The number of investment vehicles and tradable instruments is truly astonishing, and there is no sign of slowing down. Investors can expect to see new products proliferate through the entire commodity spectrum, and a quick review of prospectuses on the SEC website already reveals many new products just waiting for regulatory approval. But that seems like only the tip of the iceberg when one considers the pipeline of new ideas being developed by investment firms of all sizes. So while you will have a hundred ways to trade crude and natural gas, all you fans of the movie “Trading Places” can take solace in that it won’t be long before you can trade frozen concentrated orange juice – just as you would in any stock or index fund. In the meantime, check out a virtual trading site to get your feet wet in the virtual commodity pits before you start putting your real money to work.

Notes:

(1) See fund profile at the Alliance site.

(2) See fund summaries at the website of Lipperweb.

(3) See data from website of State Street’s Streettracks’ goldShares. State Street is the marketing agent for the fund.
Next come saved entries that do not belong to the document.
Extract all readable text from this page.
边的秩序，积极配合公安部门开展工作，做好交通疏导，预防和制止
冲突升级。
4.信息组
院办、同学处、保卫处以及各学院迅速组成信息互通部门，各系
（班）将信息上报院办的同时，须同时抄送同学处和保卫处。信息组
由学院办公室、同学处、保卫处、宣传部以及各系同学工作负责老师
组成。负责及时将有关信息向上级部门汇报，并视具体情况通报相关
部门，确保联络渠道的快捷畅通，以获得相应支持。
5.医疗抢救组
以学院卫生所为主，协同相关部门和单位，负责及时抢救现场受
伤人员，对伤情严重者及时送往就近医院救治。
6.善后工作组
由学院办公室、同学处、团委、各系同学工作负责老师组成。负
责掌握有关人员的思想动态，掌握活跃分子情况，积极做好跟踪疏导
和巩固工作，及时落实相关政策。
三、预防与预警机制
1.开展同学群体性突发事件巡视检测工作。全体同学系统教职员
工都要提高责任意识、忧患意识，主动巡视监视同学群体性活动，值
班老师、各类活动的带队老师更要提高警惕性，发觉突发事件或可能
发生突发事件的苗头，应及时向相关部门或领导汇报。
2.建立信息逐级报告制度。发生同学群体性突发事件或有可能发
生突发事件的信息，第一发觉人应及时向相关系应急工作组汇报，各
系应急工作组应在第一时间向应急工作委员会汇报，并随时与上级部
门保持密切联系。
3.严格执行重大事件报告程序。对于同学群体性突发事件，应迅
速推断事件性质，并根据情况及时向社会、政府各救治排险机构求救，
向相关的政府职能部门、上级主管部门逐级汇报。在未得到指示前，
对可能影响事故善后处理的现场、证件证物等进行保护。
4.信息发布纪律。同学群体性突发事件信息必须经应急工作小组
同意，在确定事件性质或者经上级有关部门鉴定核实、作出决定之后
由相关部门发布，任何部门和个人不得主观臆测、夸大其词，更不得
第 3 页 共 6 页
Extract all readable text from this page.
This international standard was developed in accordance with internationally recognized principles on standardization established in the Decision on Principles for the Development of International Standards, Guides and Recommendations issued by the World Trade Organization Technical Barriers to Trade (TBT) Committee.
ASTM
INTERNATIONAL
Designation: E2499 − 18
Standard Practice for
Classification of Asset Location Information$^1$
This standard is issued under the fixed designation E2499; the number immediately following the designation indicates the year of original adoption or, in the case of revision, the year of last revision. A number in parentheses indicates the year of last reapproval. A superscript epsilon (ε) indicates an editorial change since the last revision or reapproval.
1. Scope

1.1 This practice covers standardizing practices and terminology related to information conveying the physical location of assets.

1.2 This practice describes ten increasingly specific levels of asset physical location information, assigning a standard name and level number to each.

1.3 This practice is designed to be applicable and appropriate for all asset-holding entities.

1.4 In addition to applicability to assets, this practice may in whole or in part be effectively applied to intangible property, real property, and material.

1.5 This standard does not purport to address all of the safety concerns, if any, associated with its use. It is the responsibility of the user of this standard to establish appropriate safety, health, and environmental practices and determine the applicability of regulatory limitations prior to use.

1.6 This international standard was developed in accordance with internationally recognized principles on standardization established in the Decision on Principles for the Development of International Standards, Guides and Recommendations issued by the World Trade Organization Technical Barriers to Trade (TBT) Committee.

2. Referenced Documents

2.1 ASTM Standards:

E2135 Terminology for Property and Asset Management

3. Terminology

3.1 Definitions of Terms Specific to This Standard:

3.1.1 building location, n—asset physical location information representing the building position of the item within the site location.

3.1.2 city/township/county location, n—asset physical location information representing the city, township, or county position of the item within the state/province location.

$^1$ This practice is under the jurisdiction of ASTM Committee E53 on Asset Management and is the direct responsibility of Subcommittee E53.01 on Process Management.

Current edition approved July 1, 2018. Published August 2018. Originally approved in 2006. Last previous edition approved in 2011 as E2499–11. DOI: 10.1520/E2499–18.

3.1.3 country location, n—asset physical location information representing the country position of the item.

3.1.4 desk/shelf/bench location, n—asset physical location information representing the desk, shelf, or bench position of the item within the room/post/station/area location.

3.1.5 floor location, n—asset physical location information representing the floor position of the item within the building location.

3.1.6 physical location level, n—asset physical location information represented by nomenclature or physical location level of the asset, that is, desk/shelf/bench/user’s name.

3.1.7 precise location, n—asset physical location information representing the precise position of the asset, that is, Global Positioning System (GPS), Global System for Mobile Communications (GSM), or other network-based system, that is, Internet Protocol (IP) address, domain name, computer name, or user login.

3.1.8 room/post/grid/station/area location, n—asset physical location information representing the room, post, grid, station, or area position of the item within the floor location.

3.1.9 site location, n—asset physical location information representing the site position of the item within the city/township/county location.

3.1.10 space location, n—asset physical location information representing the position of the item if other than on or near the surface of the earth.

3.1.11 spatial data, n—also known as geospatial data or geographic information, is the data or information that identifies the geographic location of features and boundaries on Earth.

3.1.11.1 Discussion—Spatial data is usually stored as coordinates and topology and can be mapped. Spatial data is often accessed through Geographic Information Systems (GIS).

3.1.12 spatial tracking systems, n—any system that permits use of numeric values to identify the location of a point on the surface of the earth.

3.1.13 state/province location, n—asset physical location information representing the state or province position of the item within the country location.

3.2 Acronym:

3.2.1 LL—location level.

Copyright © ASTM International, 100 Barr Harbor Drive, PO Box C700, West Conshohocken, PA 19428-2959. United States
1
(4) From fund sponsor’s websites.

(5) From fund sponsor’s websites.

(6) From the website of the London Stock Exchange

(7) From the website of Deutsche Borse

(8) Options on the streetTracks Gold Shares, GLD, were only available on options exchanges earlier this year in 2008 after the SEC and CFTC came to an agreement to allow trading in the products. However, at the time this paper was written, options trading on the iShares Silver Trust, SLV, as well as another gold trust, have yet to be permitted.

(9) “E-mini” is the name of a reduced-value futures contract branded by the Chicago Mercantile Exchange (CME); it was created to appeal to smaller investors, to be traded electronically as opposed to manually on an exchange floor.

(10) Statistics for ICE energy contracts are shown at the website of the Intercontinential Exchange.

(11) Statistics for NYMEX energy contracts are shown at the website of the New York Mercantile Exchange.